Kelly had attended the ceremony and claimed that Wilson used the occasion to make self-aggrandizing statements that took personal credit for having ensured federal funding for the building's construction. Her comments, he said, "stunned" him, a word he repeated six times.

A video recording of Wilson's public remarks, made that day by the South Florida Sun Sentinel, shows that Wilson made no such statements. Rather, she said she and fellow legislators had worked together to satisfy an urgent request from the FBI that the building be named for Benjamin Grogan and Jerry Dove, FBI special agents who died heroically in the line of duty in Florida in 1986.

Kelly later compounded his falsely premised attack on Wilson by failing to acknowledge his error and apologize for it.

Kelly created more problems for himself 10 days later. In a wide-ranging TV interview on the Fox News Channel, he responded to Civil War-related questions about current controversies involving public monuments and memorials to people who led the confederacy of 11 southern states that sought to preserve slavery by destroying the United States and establishing their own country.

Kelly's perspectives sounded more like talking points for revisionists who prefer skipping over inconvenient truths:

SLAVERY WAS KNOWN to be morally wrong in 1861, not something America only learned later; it was the reason that terrible war was fought. The Civil War began after multiple compromises applying to slavery had been forged, not, as Kelly said, because of a failure to compromise. And an attempt to break apart the United States by violence undeniably constituted treason in 1861; condemning it as such today is not, as Kelly suggested, applying current standards to past actions. Respected historians denounced Kelly's comments as ignorant of history.

Viewed overall, Kelly’s seemingly broad-minded attitude toward the Civil War reminded me of an odd section in a speech (Part 1, Part 2, Part 3) he gave to the Semper Fi Society of St. Louis in 2010. It was just four days after the death of his son Robert, whose fate he never directly mentioned. There was no missing, however, moments when the grieving father struggled to maintain his composure. There also were flashes of anger, spite and resentment in Kelly’s often inspiring address, and this peculiar passage:

Praising the spirit of unity among young people serving in uniform, Kelly said, “They know the real strength of a platoon, a battalion or a country is not worshipping at the altar of diversity, but in a melting pot that stitches and strengthens by a sense of shared history, values, customs, hopes and dreams, all of which unify a people making them stronger, as opposed to an unruly gaggle of hyphenated or multi-cultural individuals.”

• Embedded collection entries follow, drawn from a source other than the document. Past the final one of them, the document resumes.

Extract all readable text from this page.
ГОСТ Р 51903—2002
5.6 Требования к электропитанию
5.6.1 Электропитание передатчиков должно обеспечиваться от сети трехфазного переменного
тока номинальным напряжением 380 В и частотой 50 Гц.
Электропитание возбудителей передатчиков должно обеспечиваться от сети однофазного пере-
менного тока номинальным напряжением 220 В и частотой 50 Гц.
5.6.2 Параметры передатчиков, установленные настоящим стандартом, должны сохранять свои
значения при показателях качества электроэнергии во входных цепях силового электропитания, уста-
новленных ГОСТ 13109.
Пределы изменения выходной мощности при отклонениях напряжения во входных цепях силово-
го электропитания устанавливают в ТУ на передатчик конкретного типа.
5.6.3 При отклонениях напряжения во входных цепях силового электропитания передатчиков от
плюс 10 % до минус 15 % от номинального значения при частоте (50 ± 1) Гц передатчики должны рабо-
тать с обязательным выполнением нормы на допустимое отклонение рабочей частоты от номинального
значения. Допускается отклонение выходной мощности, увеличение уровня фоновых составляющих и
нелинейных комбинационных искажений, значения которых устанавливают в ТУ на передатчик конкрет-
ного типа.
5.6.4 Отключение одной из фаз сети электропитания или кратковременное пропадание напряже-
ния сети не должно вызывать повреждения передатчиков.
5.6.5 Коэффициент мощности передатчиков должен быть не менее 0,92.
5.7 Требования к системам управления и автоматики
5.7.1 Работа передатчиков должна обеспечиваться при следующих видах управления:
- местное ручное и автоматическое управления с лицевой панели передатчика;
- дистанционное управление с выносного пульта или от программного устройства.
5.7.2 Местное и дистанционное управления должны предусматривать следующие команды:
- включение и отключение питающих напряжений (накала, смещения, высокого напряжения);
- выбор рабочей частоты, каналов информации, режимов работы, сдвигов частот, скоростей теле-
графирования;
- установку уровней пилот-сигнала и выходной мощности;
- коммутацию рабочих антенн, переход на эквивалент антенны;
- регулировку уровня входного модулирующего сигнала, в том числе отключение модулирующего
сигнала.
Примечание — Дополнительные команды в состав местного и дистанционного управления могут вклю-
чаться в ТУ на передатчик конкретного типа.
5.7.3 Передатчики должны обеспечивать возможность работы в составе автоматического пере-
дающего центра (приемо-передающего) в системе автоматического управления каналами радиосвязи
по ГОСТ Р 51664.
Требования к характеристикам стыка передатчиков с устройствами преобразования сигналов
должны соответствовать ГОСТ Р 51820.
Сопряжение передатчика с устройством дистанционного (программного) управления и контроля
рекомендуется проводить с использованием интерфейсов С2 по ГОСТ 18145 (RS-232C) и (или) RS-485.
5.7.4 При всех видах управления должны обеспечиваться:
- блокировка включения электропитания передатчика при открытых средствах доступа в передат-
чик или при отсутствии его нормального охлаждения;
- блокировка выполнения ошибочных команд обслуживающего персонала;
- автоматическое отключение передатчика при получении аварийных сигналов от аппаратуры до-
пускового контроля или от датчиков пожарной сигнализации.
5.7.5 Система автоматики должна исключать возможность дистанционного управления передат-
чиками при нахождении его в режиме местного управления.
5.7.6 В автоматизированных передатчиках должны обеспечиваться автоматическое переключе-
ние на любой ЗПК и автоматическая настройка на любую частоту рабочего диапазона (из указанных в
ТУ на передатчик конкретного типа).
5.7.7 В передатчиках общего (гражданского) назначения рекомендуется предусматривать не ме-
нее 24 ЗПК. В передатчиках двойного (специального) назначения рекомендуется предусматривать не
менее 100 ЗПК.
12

TENNESSEE SEN. BOB CORKER, a Republican who often has clashed publicly with Trump, recently was asked if the president was an appropriate role model for American children. "Absolutely not," Corker replied.

When Kelly retired from the Marines in 2016, his personal qualities and career achievements had earned him high regard, respect and admiration as a professional and as a human being. Barely 90 days into Kelly’s work for Trump, his reputation already is in jeopardy. Kelly would be well advised to bear in mind that in addition to being a terrible role model for children, Trump is an equally poor role model for adults, including a chief of staff.

A version of this column originally was published by the St. Louis Jewish Light.